Os olhos percebiam a altivez do tempo presente. Era uma muralha por diante com pedras pontiagudas e musgo pegajoso, para que as mãos não ousassem por ela trepar. A muralha escondia a alvorada que, tal como um qualquer amanhã, estava em mora. O corpo sitiado pela muralha era pertença de uma por sempre noite, uma noite que segava o sono e se metia por dentro dos ossos que amparavam a larga estatura do corpo. Os olhos espreitavam ao alto, passavam a pente fino o céu que se punha além do horizonte que o pétreo muro deixava saber. Conseguiam lobrigar uma frágil claridade a desprender-se do céu escuro, uma promessa de madrugada que depunha a noite recalcitrante.

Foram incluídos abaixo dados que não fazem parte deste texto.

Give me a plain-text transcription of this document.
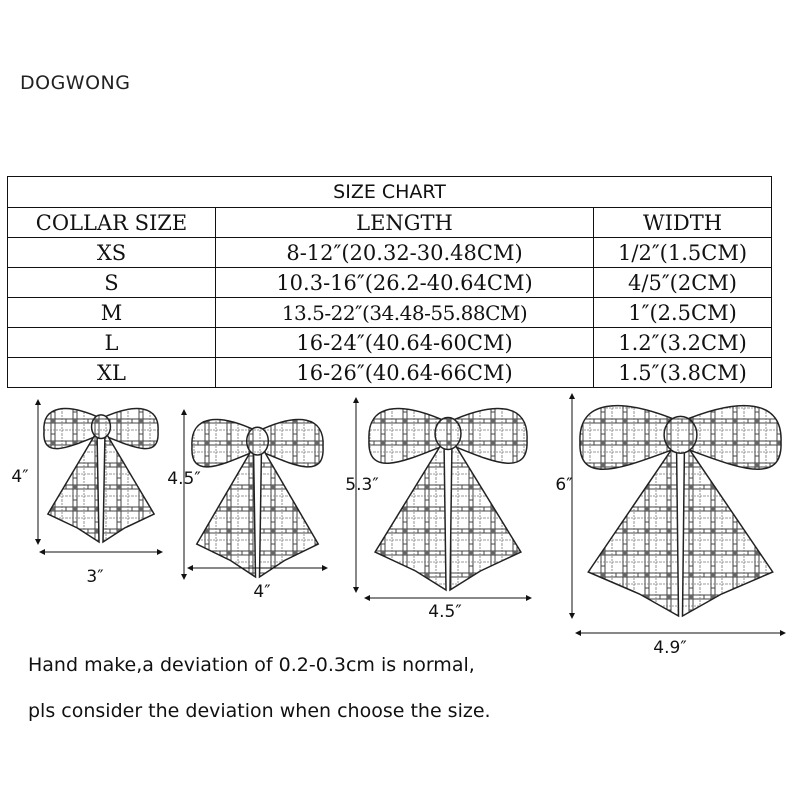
DOGWONG
SIZE CHART		
COLLAR SIZE	LENGTH	WIDTH
XS	8-12″(20.32-30.48CM)	1/2″(1.5CM)
S	10.3-16″(26.2-40.64CM)	4/5″(2CM)
M	13.5-22″(34.48-55.88CM)	1″(2.5CM)
L	16-24″(40.64-60CM)	1.2″(3.2CM)
XL	16-26″(40.64-66CM)	1.5″(3.8CM)
4″
3″
4.5″
4″
5.3″
4.5″
6″
4.9″
Hand make,a deviation of 0.2-0.3cm is normal,
pls consider the deviation when choose the size.
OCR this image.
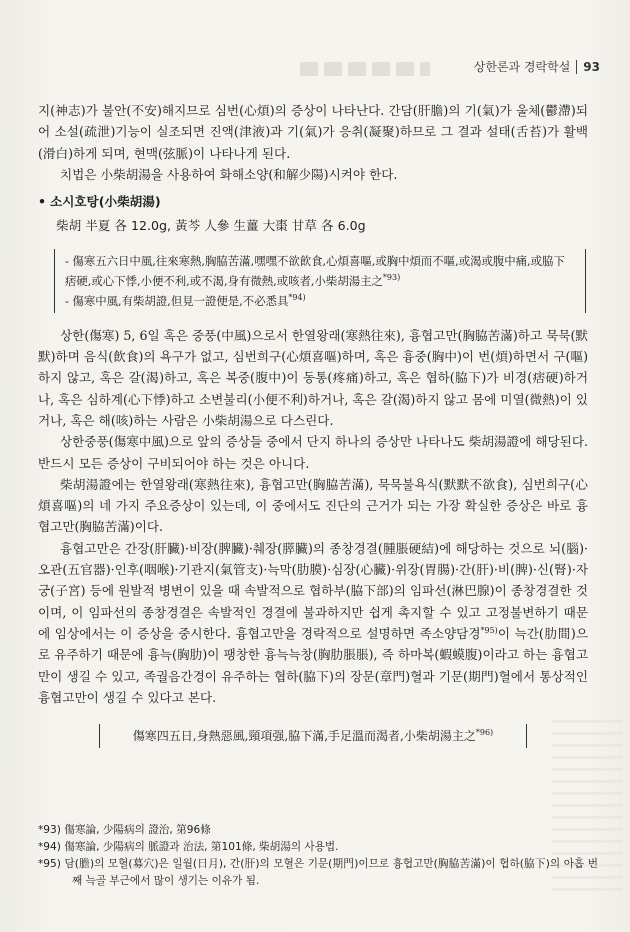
상한론과 경락학설 93

지(神志)가 불안(不安)해지므로 심번(心煩)의 증상이 나타난다. 간담(肝膽)의 기(氣)가 울체(鬱滯)되어 소설(疏泄)기능이 실조되면 진액(津液)과 기(氣)가 응취(凝聚)하므로 그 결과 설태(舌苔)가 활백(滑白)하게 되며, 현맥(弦脈)이 나타나게 된다.

치법은 小柴胡湯을 사용하여 화해소양(和解少陽)시켜야 한다.

• 소시호탕(小柴胡湯)
柴胡 半夏 各 12.0g, 黃芩 人參 生薑 大棗 甘草 各 6.0g
- 傷寒五六日中風,往來寒熱,胸脇苦滿,嘿嘿不欲飮食,心煩喜嘔,或胸中煩而不嘔,或渴或腹中痛,或脇下痞硬,或心下悸,小便不利,或不渴,身有微熱,或咳者,小柴胡湯主之$^{*93)}$
- 傷寒中風,有柴胡證,但見一證便是,不必悉具$^{*94)}$

상한(傷寒) 5, 6일 혹은 중풍(中風)으로서 한열왕래(寒熱往來), 흉협고만(胸脇苦滿)하고 묵묵(默默)하며 음식(飮食)의 욕구가 없고, 심번희구(心煩喜嘔)하며, 혹은 흉중(胸中)이 번(煩)하면서 구(嘔)하지 않고, 혹은 갈(渴)하고, 혹은 복중(腹中)이 동통(疼痛)하고, 혹은 협하(脇下)가 비경(痞硬)하거나, 혹은 심하계(心下悸)하고 소변불리(小便不利)하거나, 혹은 갈(渴)하지 않고 몸에 미열(微熱)이 있거나, 혹은 해(咳)하는 사람은 小柴胡湯으로 다스린다.

상한중풍(傷寒中風)으로 앞의 증상들 중에서 단지 하나의 증상만 나타나도 柴胡湯證에 해당된다. 반드시 모든 증상이 구비되어야 하는 것은 아니다.

柴胡湯證에는 한열왕래(寒熱往來), 흉협고만(胸脇苦滿), 묵묵불욕식(默默不欲食), 심번희구(心煩喜嘔)의 네 가지 주요증상이 있는데, 이 중에서도 진단의 근거가 되는 가장 확실한 증상은 바로 흉협고만(胸脇苦滿)이다.

흉협고만은 간장(肝臟)·비장(脾臟)·췌장(膵臟)의 종창경결(腫脹硬結)에 해당하는 것으로 뇌(腦)·오관(五官器)·인후(咽喉)·기관지(氣管支)·늑막(肋膜)·심장(心臟)·위장(胃腸)·간(肝)·비(脾)·신(腎)·자궁(子宮) 등에 원발적 병변이 있을 때 속발적으로 협하부(脇下部)의 임파선(淋巴腺)이 종창경결한 것이며, 이 임파선의 종창경결은 속발적인 경결에 불과하지만 쉽게 촉지할 수 있고 고정불변하기 때문에 임상에서는 이 증상을 중시한다. 흉협고만을 경락적으로 설명하면 족소양담경$^{*95)}$이 늑간(肋間)으로 유주하기 때문에 흉늑(胸肋)이 팽창한 흉늑늑창(胸肋脹脹), 즉 하마복(蝦蟆腹)이라고 하는 흉협고만이 생길 수 있고, 족궐음간경이 유주하는 협하(脇下)의 장문(章門)혈과 기문(期門)혈에서 통상적인 흉협고만이 생길 수 있다고 본다.

傷寒四五日,身熱惡風,頸項强,脇下滿,手足溫而渴者,小柴胡湯主之$^{*96)}$

*93) 傷寒論, 少陽病의 證治, 第96條

*94) 傷寒論, 少陽病의 脈證과 治法, 第101條, 柴胡湯의 사용법.

*95) 담(膽)의 모혈(募穴)은 일월(日月), 간(肝)의 모혈은 기문(期門)이므로 흉협고만(胸脇苦滿)이 협하(脇下)의 아홉 번째 늑골 부근에서 많이 생기는 이유가 됨.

A cima e a baixo, percorrendo as porosidades da muralha em demanda de uma fraqueza que pusesse as pedras em ruínas, as mãos cansadas não se demoviam. O tempo passava, e o amanhã que se ouvira sussurrar em personificação de um oásis desconhecido adelgaçava-se no fio do cansaço. As mãos, agora em ferida, não capitulavam. Desenharam um mapa das partes da muralha já desemaranhadas. Faltava outro tanto e as mãos antolhavam-se, sedentas de mais pedra por desenganar. Por isso tremiam. Não era do frio, que nem a invernia conseguira arrebatar a combustão interior que alimentava o corpo. E não era por medo de outro tanto haver por esquadrinhar.
Porventura não viria o amanhã de que houvera convencimento ser um lugar melhor. Mas ao menos a noite, a habitual noite que era sumptuosa morada da usança, não escondia nada. Nem as sombras que podiam ser o ardil montado para logros entronizados, quando deles se julgara serem convictas audácias.